I started learning at Chat Goldens, then here. 

Food-would have fed whatever grocery store dog food has nice pictures on the sack, wouldn't have known about corn being bad, would have given him our steak bones etc
Training-wouldn't have known to go to obedience classes, wouldn't have known what made a good teacher/class
Health-would have been clueless

and lastly

Breeding-would have thought breeding my dog was a good idea because he's good looking and I really love him. Would have had no idea about health clearances and how incredibly much work goes into a good breeding program.

Whew! Thank goodness I joined!


----------



## TiffanyK (Mar 3, 2008)

lgnutah said:


> Food-would have fed whatever grocery store dog food has nice pictures on the sack, wouldn't have known about corn being bad, would have given him our steak bones etc
> Training-wouldn't have known to go to obedience classes, wouldn't have known what made a good teacher/class
> Health-would have been clueless
> 
> ...


Me too - :

Tiffany


----------



## MisterBailey (Jun 28, 2007)

I was a lot less educated than I am now, but I don't have any regrets. I did alot of research before getting Bailey, but have still learnt heaps from here. My opinions are quite different now after hearing each side of various arguments. The biggest thing it changed for me was not getting Bailey neutered at 6 months old. I'm so glad I didn't take one word for it and instead found out the pros and cons for both sides to make a better informed decision.
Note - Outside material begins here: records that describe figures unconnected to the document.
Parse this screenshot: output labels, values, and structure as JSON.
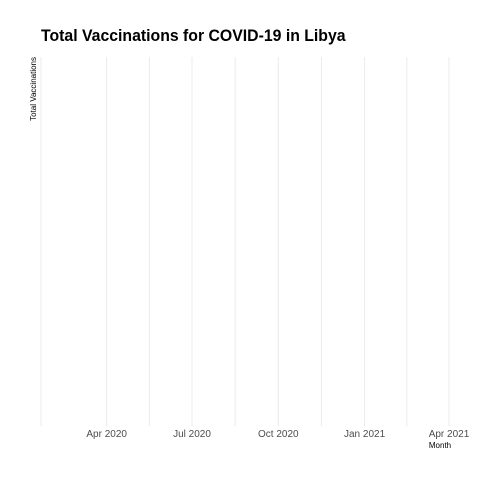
{
  "chart_data": {
    "type": "line",
    "title": "Total Vaccinations for COVID-19 in Libya",
    "xlabel": "Month",
    "ylabel": "Total Vaccinations",
    "x_axis": {
      "type": "date",
      "range": [
        "2020-01-22",
        "2021-04-01"
      ],
      "ticks": [
        {
          "date": "2020-04-01",
          "label": "Apr 2020"
        },
        {
          "date": "2020-07-01",
          "label": "Jul 2020"
        },
        {
          "date": "2020-10-01",
          "label": "Oct 2020"
        },
        {
          "date": "2021-01-01",
          "label": "Jan 2021"
        },
        {
          "date": "2021-04-01",
          "label": "Apr 2021"
        }
      ]
    },
    "y_axis": {
      "ticks": []
    },
    "series": [],
    "grid": true,
    "legend": "none",
    "colors": {
      "grid": "#ebebeb",
      "tick_text": "#4d4d4d",
      "text": "#000000"
    }
  }
}
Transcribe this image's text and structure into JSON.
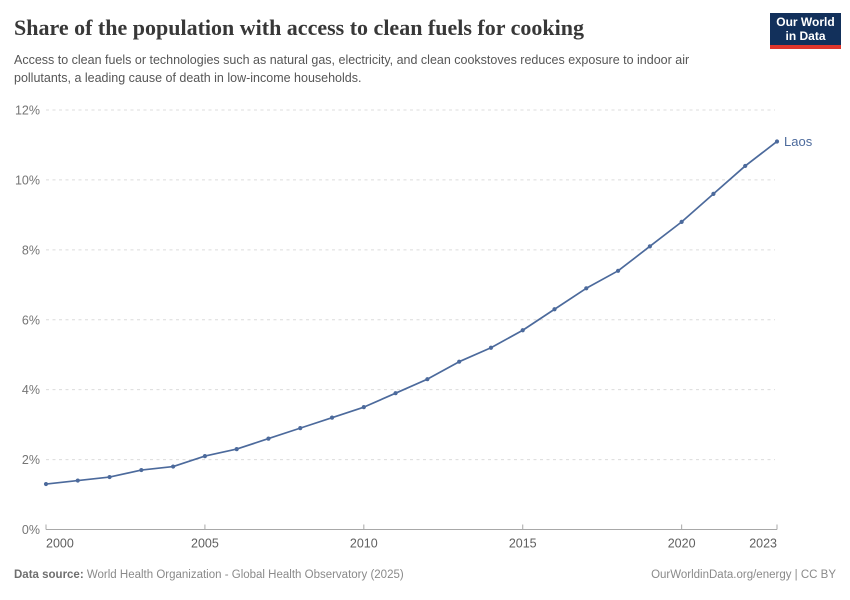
{
  "header": {
    "title": "Share of the population with access to clean fuels for cooking",
    "subtitle": "Access to clean fuels or technologies such as natural gas, electricity, and clean cookstoves reduces exposure to indoor air pollutants, a leading cause of death in low-income households.",
    "logo": {
      "line1": "Our World",
      "line2": "in Data",
      "bg_color": "#12305b",
      "accent_color": "#e0362c"
    }
  },
  "chart_data": {
    "type": "line",
    "title": "Share of the population with access to clean fuels for cooking",
    "xlabel": "",
    "ylabel": "",
    "xlim": [
      2000,
      2023
    ],
    "ylim": [
      0,
      12
    ],
    "yticks": [
      0,
      2,
      4,
      6,
      8,
      10,
      12
    ],
    "ytick_suffix": "%",
    "xticks": [
      2000,
      2005,
      2010,
      2015,
      2020,
      2023
    ],
    "grid": "horizontal-dashed",
    "legend_position": "end-of-line-label",
    "colors": {
      "line": "#4c6a9c",
      "grid": "#dcdcdc",
      "axis": "#a8a8a8",
      "ytick_label": "#757575",
      "xtick_label": "#5f5f5f"
    },
    "series": [
      {
        "name": "Laos",
        "color": "#4c6a9c",
        "x": [
          2000,
          2001,
          2002,
          2003,
          2004,
          2005,
          2006,
          2007,
          2008,
          2009,
          2010,
          2011,
          2012,
          2013,
          2014,
          2015,
          2016,
          2017,
          2018,
          2019,
          2020,
          2021,
          2022,
          2023
        ],
        "values": [
          1.3,
          1.4,
          1.5,
          1.7,
          1.8,
          2.1,
          2.3,
          2.6,
          2.9,
          3.2,
          3.5,
          3.9,
          4.3,
          4.8,
          5.2,
          5.7,
          6.3,
          6.9,
          7.4,
          8.1,
          8.8,
          9.6,
          10.4,
          11.1
        ]
      }
    ]
  },
  "footer": {
    "datasource_label": "Data source:",
    "datasource_text": " World Health Organization - Global Health Observatory (2025)",
    "credit": "OurWorldinData.org/energy | CC BY"
  }
}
I think that having now done the puppy thing once, a second dog would be slightly different to Bailey in some ways knowing what I know now about some stuff.


----------



## Taz Monkey (Feb 25, 2007)

I stumbled upon GRF just a year ago, and haver owned dogs on my own for about 5. I do learn new things everyday, but I was pretty confident in my knowledge before I came here. I do enjoy hearing stories and looking at pictures though!


----------



## BeauShel (May 20, 2007)

I have changed all of my thinking. Being more knowledgable in picking a breeder, food, getting more involved in rescue and helping people to be educated about the proper food and care of dogs. And love making so many new friends.


----------



## TheHooch (May 9, 2007)

i had to go with the already educated but I still learn things nearly everyday here.


----------